Now to the story. On Friday night I came in feeling like crap. As it progressed I felt my stomach churning and my legs felt weak constantly. I let my boss know and he says he will work on getting me out. 1.5 hours later he finally lets me go an hour before we close. I thank the guy who covered me and left. Wake up Saturday feeling ever worse. Text the boss letting him know and that I wouldnt be coming in. He responds saying that he cant run the kitchen with 5 people on a Saturday and that im royally fucking him and that theres others working whose been there since 8am. Note: Shifts are 8-4 4-10/11 depending on the day. Unless youre dish who stays an extra hour to three more hours cleaning up by yourself. Well i make the mistake of showing up anyway. I get back to the pit and immediately feel as bad as I did the previous night and with my vision constantly blurry I sat down alot. After almost 5 hours of this my boss finally asks why I seem mad with him, I said he pretty much guilted me into coming in and I felt like i was going to pass out constantly. He told me, in a genuinely nice way, that if I felt that bad I could go home. I say okay, grab my stuff and leave. I get home and after a few hours my longtime friend text me asking to come over. I say sure since hes on vactation and havent seen him in over a week. He comes over and tells me how he went over to work and couple hours after I left and mentions how everyone thinks I just walked out and that I probably wouldnt have a job next week. Just from the sheer hatred the staff had.

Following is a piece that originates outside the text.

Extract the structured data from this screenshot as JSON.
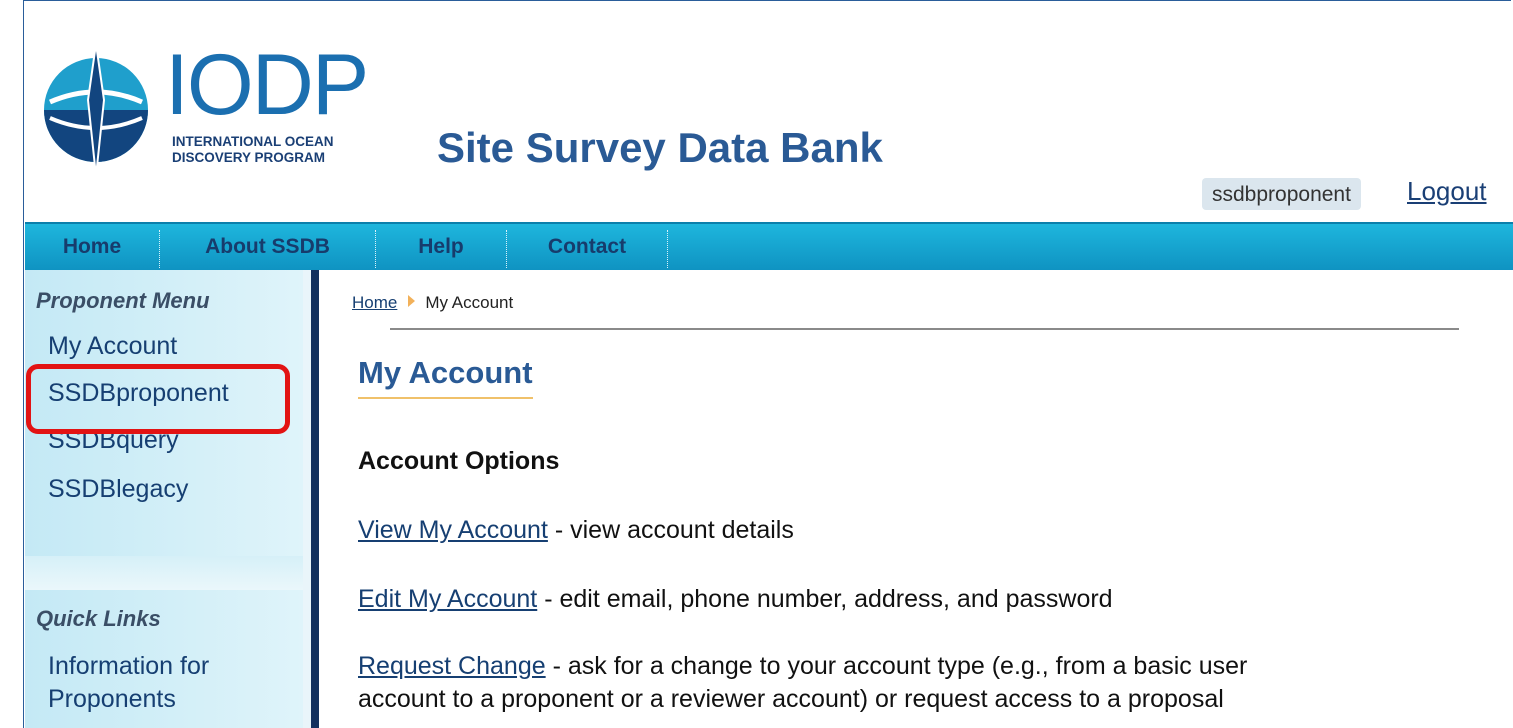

Everyone except my boss at the least. And even if I still had a job there, why would I want to go back? Everyone except my friend and technically the boss were talking crap out their ass, and the two other employees who were going to play dnd unadded and blocked me before my friend came over. The whole place turned into despising me and everything about me, when the day before they were hyping me up to the new guy they just hired.
Tl;Dr I calles into work sick and was told to come in anyway. Eventually told I could leave and when i did everyone said i walked out and pretty much lost my job because everyone turned to hating me.